Once described by the shy and retiring Microsoft CEO Steve Ballmer as “cancer” Linux is now the most widely used operating system on Microsoft Azure.

According to a talk earlier this year at the Linux Foundation Open Source Summit by Microsoft Azure Linux Platforms Group programme manager Jack Aboutboul, Linux is the #1 operating system in Azure today.

And all must be supported in a way that Microsoft users have come to expect. Hence, Microsoft's Linux Platforms Group is needed to provide Linux support to internal and Azure customers. These days, Vole Microsoft knows as much as anyone about operating Linux on a hyperscale.
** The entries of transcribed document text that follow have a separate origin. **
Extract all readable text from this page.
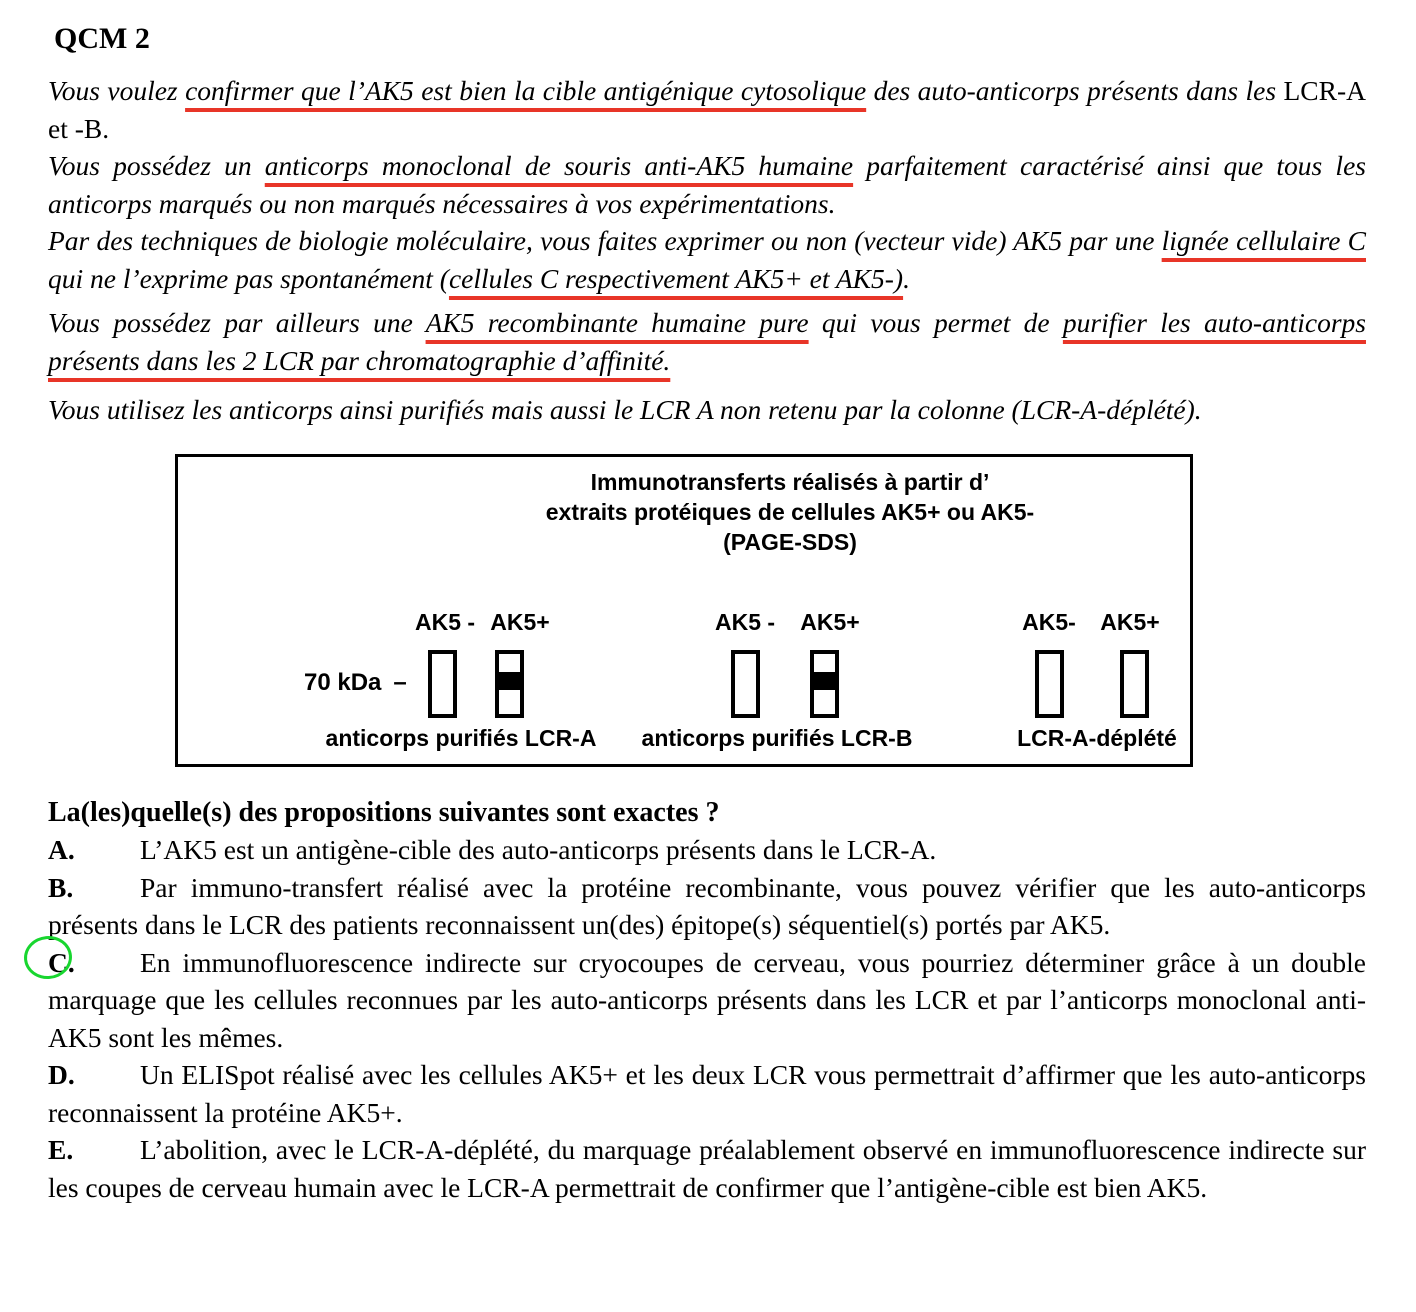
QCM 2

Vous voulez confirmer que l’AK5 est bien la cible antigénique cytosolique des auto-anticorps présents dans les LCR-A et -B.

Vous possédez un anticorps monoclonal de souris anti-AK5 humaine parfaitement caractérisé ainsi que tous les anticorps marqués ou non marqués nécessaires à vos expérimentations.

Par des techniques de biologie moléculaire, vous faites exprimer ou non (vecteur vide) AK5 par une lignée cellulaire C qui ne l’exprime pas spontanément (cellules C respectivement AK5+ et AK5-).

Vous possédez par ailleurs une AK5 recombinante humaine pure qui vous permet de purifier les auto-anticorps présents dans les 2 LCR par chromatographie d’affinité.

Vous utilisez les anticorps ainsi purifiés mais aussi le LCR A non retenu par la colonne (LCR-A-déplété).

Immunotransferts réalisés à partir d’
extraits protéiques de cellules AK5+ ou AK5-
(PAGE-SDS)
70 kDa –
AK5 - AK5+	AK5 - AK5+	AK5- AK5+
anticorps purifiés LCR-A anticorps purifiés LCR-B	LCR-A-déplété

La(les)quelle(s) des propositions suivantes sont exactes ?

A. L’AK5 est un antigène-cible des auto-anticorps présents dans le LCR-A.

B. Par immuno-transfert réalisé avec la protéine recombinante, vous pouvez vérifier que les auto-anticorps présents dans le LCR des patients reconnaissent un(des) épitope(s) séquentiel(s) portés par AK5.

C. En immunofluorescence indirecte sur cryocoupes de cerveau, vous pourriez déterminer grâce à un double marquage que les cellules reconnues par les auto-anticorps présents dans les LCR et par l’anticorps monoclonal anti-AK5 sont les mêmes.

D. Un ELISpot réalisé avec les cellules AK5+ et les deux LCR vous permettrait d’affirmer que les auto-anticorps reconnaissent la protéine AK5+.

E. L’abolition, avec le LCR-A-déplété, du marquage préalablement observé en immunofluorescence indirecte sur les coupes de cerveau humain avec le LCR-A permettrait de confirmer que l’antigène-cible est bien AK5.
He said hundreds of Azure and Azure-based services are running on Linux, including the Azure Kubernetes Service (AKS), OpenAI, HDInsight, and many other database services.
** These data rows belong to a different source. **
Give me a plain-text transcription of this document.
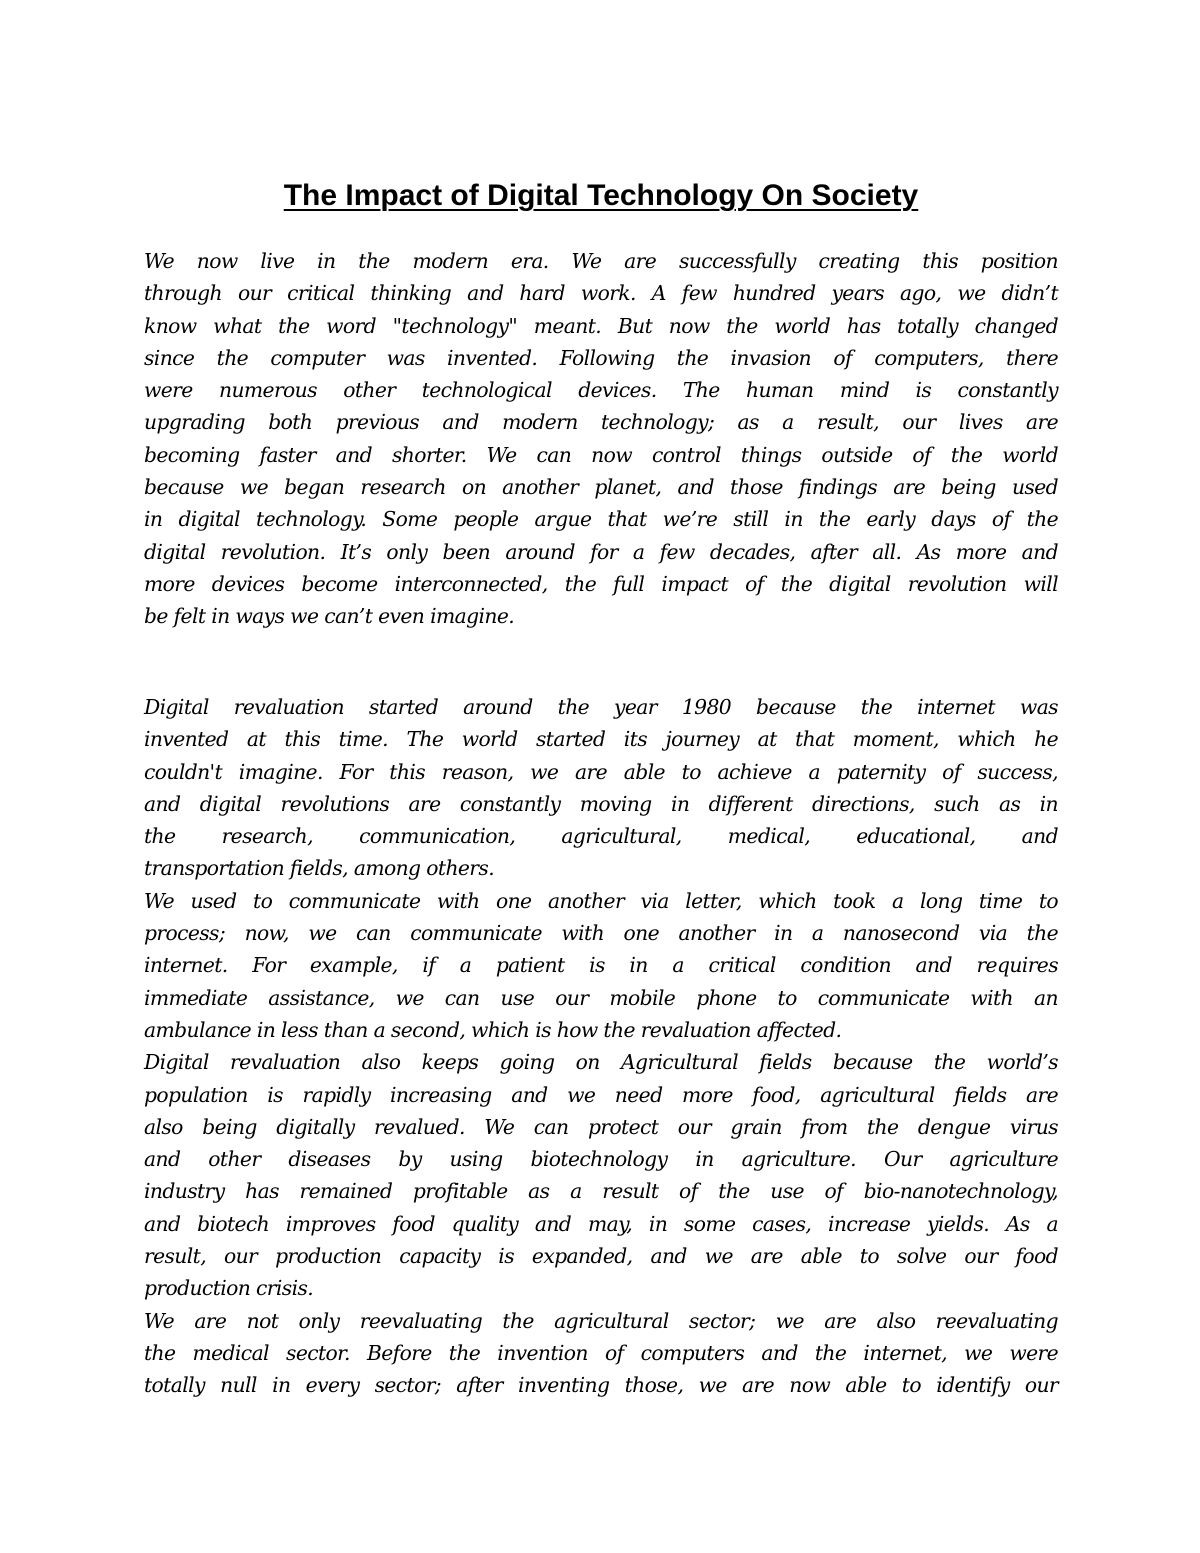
The Impact of Digital Technology On Society
We now live in the modern era. We are successfully creating this position
through our critical thinking and hard work. A few hundred years ago, we didn’t
know what the word "technology" meant. But now the world has totally changed
since the computer was invented. Following the invasion of computers, there
were numerous other technological devices. The human mind is constantly
upgrading both previous and modern technology; as a result, our lives are
becoming faster and shorter. We can now control things outside of the world
because we began research on another planet, and those findings are being used
in digital technology. Some people argue that we’re still in the early days of the
digital revolution. It’s only been around for a few decades, after all. As more and
more devices become interconnected, the full impact of the digital revolution will
be felt in ways we can’t even imagine.
Digital revaluation started around the year 1980 because the internet was
invented at this time. The world started its journey at that moment, which he
couldn't imagine. For this reason, we are able to achieve a paternity of success,
and digital revolutions are constantly moving in different directions, such as in
the research, communication, agricultural, medical, educational, and
transportation fields, among others.
We used to communicate with one another via letter, which took a long time to
process; now, we can communicate with one another in a nanosecond via the
internet. For example, if a patient is in a critical condition and requires
immediate assistance, we can use our mobile phone to communicate with an
ambulance in less than a second, which is how the revaluation affected.
Digital revaluation also keeps going on Agricultural fields because the world’s
population is rapidly increasing and we need more food, agricultural fields are
also being digitally revalued. We can protect our grain from the dengue virus
and other diseases by using biotechnology in agriculture. Our agriculture
industry has remained profitable as a result of the use of bio-nanotechnology,
and biotech improves food quality and may, in some cases, increase yields. As a
result, our production capacity is expanded, and we are able to solve our food
production crisis.
We are not only reevaluating the agricultural sector; we are also reevaluating
the medical sector. Before the invention of computers and the internet, we were
totally null in every sector; after inventing those, we are now able to identify our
"A lot of the infrastructure powering everything else is running on Linux. They're different flavours of Linux running everywhere," Aboutoul said.

To run these services, Microsoft maintains its kernel, Azure Linux, and in 2023 the company released its version of Linux, Azure Linux. However, Azure Linux is just a tiny portion of all the other flavors of Linux running on Azure, all of which Microsoft must work with to support it.

About 20,000 third-party Software as a Service (SaaS) packages in the Azure marketplace rely on some Linux distribution. When things go wrong, Azure service engineers get help tickets. The company keeps a set of endorsed Linux distributions, which include Red Hat Enterprise Linux, Debian, Flatcar, Suse, Canonical, Oracle Linux, and CentOS (as managed by OpenLogic, not Red Hat).